Вико остро глянул на нэрриха и снова уткнулся в карту. Его ведь спросили, куда двинутся гранды, а вовсе не как сбежать из порта самому нэрриха…

– Ненадежно. Столицу исключаю, там прятать тайны – то же, что на площади пересказывать их в крик и надеяться, что все заткнули уши.

– Тогда перевал, – Вико тяжело вздохнул. – Я бы первой указал каменную тропу, выбирай ты дорогу себе. Но не стану: она – смерть.

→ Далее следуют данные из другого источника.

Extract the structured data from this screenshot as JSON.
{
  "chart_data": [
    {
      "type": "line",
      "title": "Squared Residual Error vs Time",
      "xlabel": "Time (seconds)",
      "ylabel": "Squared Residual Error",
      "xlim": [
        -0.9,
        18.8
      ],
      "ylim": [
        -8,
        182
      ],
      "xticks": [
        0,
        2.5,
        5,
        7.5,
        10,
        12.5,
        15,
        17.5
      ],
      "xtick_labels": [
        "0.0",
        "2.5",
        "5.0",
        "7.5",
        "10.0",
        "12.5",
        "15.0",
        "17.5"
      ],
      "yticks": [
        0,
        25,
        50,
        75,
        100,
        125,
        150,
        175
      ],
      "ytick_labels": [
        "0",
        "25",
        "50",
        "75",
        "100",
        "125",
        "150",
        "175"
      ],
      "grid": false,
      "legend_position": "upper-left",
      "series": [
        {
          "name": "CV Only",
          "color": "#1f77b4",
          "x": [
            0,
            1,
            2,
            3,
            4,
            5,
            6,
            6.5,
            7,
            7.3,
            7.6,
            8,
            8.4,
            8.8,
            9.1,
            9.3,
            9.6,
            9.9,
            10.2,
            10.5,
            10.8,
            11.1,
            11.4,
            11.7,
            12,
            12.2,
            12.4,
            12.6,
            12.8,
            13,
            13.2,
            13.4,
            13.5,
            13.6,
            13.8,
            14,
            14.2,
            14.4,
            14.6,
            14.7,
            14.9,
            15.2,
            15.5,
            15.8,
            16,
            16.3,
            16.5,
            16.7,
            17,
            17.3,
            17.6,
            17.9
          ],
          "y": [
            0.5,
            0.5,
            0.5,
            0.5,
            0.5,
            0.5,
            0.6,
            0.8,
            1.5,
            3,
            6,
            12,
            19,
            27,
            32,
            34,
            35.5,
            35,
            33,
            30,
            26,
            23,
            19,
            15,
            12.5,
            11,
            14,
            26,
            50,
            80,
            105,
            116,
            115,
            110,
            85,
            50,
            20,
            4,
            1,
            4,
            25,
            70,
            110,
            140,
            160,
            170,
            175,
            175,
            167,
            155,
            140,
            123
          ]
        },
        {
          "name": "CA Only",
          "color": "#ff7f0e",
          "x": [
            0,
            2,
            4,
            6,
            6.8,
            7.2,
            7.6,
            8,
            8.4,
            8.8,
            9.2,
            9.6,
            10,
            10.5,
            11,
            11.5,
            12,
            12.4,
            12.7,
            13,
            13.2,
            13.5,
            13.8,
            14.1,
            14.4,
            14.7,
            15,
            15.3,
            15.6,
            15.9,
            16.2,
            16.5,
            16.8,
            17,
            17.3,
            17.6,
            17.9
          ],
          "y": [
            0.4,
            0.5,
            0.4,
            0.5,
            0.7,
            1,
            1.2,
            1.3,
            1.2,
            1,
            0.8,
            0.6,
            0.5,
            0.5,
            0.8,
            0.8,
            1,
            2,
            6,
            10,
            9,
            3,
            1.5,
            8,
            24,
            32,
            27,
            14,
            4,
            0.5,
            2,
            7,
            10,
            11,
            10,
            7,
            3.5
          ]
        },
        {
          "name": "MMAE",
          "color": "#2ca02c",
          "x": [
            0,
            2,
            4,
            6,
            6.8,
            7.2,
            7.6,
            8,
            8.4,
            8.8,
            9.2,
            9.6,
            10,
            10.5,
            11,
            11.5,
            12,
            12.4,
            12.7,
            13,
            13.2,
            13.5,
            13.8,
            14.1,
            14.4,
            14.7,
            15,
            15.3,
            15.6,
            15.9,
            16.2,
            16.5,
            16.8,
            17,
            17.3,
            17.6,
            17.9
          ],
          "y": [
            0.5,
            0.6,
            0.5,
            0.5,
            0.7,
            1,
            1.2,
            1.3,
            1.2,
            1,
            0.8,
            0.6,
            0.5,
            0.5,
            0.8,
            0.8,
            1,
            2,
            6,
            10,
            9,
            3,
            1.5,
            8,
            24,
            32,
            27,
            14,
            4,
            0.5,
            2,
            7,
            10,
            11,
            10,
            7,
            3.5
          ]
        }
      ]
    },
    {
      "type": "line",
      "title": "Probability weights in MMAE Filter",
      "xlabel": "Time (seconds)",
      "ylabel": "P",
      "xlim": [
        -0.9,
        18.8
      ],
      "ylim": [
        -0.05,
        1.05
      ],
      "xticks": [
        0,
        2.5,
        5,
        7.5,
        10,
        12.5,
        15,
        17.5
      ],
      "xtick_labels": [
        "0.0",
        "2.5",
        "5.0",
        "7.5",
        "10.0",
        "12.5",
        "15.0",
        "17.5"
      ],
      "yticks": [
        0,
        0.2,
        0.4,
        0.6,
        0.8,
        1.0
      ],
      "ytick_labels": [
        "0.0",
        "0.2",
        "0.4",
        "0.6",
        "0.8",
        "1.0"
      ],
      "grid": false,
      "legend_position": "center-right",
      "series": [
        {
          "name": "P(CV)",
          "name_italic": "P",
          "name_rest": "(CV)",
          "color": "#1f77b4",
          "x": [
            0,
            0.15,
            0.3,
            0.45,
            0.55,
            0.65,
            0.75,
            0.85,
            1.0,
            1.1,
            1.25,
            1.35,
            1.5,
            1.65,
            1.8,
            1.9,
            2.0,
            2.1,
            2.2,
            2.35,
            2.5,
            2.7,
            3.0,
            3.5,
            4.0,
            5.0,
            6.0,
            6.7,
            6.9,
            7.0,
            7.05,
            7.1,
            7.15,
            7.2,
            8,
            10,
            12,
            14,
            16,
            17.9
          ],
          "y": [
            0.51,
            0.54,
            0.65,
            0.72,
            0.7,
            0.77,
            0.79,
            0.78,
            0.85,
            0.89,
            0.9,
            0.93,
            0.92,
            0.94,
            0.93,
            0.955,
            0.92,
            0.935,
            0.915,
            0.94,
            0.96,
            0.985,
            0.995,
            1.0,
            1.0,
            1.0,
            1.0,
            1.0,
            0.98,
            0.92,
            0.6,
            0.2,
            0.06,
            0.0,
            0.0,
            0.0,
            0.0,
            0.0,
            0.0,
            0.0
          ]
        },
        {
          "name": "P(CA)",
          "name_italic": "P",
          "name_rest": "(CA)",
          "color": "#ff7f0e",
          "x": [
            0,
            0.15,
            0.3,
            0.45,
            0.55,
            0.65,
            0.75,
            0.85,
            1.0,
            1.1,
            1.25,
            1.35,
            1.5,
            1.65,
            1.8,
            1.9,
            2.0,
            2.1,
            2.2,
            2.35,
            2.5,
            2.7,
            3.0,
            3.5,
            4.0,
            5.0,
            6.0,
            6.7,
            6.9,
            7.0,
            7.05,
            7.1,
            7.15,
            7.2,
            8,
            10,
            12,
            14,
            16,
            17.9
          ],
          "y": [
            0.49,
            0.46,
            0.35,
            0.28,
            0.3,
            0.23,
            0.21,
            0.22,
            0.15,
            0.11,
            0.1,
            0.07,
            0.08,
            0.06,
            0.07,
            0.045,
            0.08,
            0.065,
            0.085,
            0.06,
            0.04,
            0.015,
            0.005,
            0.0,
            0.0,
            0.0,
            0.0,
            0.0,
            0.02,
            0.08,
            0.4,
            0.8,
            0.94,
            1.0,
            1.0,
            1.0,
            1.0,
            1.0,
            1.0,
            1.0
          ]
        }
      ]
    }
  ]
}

Теснины, скалы, просматривается все, если загодя позаботиться о пригляде. Поранят тебя да скрутят, и все дела. Так что бери дневники и прямо теперь – в лодку. Деру дать иной раз не во вред.

– Ты забываешь, есть еще и Зоэ. Я попался, обзавелся на какое-то время якорем, дав слово вернуться. Она не жжет лампаду у окна, но я ощущаю её взгляд, разыскивающий парус на горизонте. Уже который день – вроде нитки, под лопаткой дергает, тянет. Если что, ты уж…

– Когда виноград позднего сбора повезут в давильни, «Гарда» направится к Серой Чайке, и это самый крайний срок для закладки нужного курса, слово капитана.

– Спасибо.

Ноттэ помолчал, еще раз прощупывая пальцами тропки и большие дороги, черными нитками расползающиеся от узелка-порта. Он живет достаточно давно, чтобы щупать бумагу – а мысленно прослеживать путь в его в точных, мелких подробностях. Каменная тропа опасна, капитан не преуменьшает угрозу. От обозначающего её следа пера, тонкого, как волос, веет безнадежностью. Теперь, когда люди знают порох, горы сделались ловушкой. И даже без взрывов: справа пропасть, слева – склон, а толпы любопытствующих валунов клонятся над бездной, готовые скатиться и познакомиться с путником, шепни он хоть что в полголоса.

– Мы должны войти в порт на закате, устроишь?

– Несложное дело. Иди, отдохни.

Нэрриха кивнул. Прошел к себе, прихватив ларец. Снова стал перечитывать дневники, решительно вырывая наиболее опасные листки и внося пометки на полях. «Изъято мною» – и подпись… Трудно лгать умным, толковым людям. Конечно же, он не втравит в дело капитана и его команду. Просто потому, что это бессмысленно. Само собой, он не передаст записи в полном их виде. Бессмертие – пустой звук, фальшивая приманка на крюке злого рока. Оно ослепляет властных, жадных. Лишает последних крох рассудка. Нельзя нарушать порядок вещей, заведенный от начала времен.

Зачем обретают бытие нэрриха? Даже им самим неведом однозначный ответ. Выбрав удобный вариант, – «чтобы жил я» – маджестик и его паторы могут натворить непоправимое. Учитель однажды сказал: никто не ведает, что станется с ветром, если срезать все его пряди и не дать отрасти новым. Может, повиснет на волоске само бытие рода людского.

Однажды, если верить легендам, смертные возомнили себя богами. Те люди остригли водяную бороду… Их земли теперь лежат глубоко на дне морском. Их дела забыты, и даже полное имя народа не уцелело после страшной расплаты по последнему счету.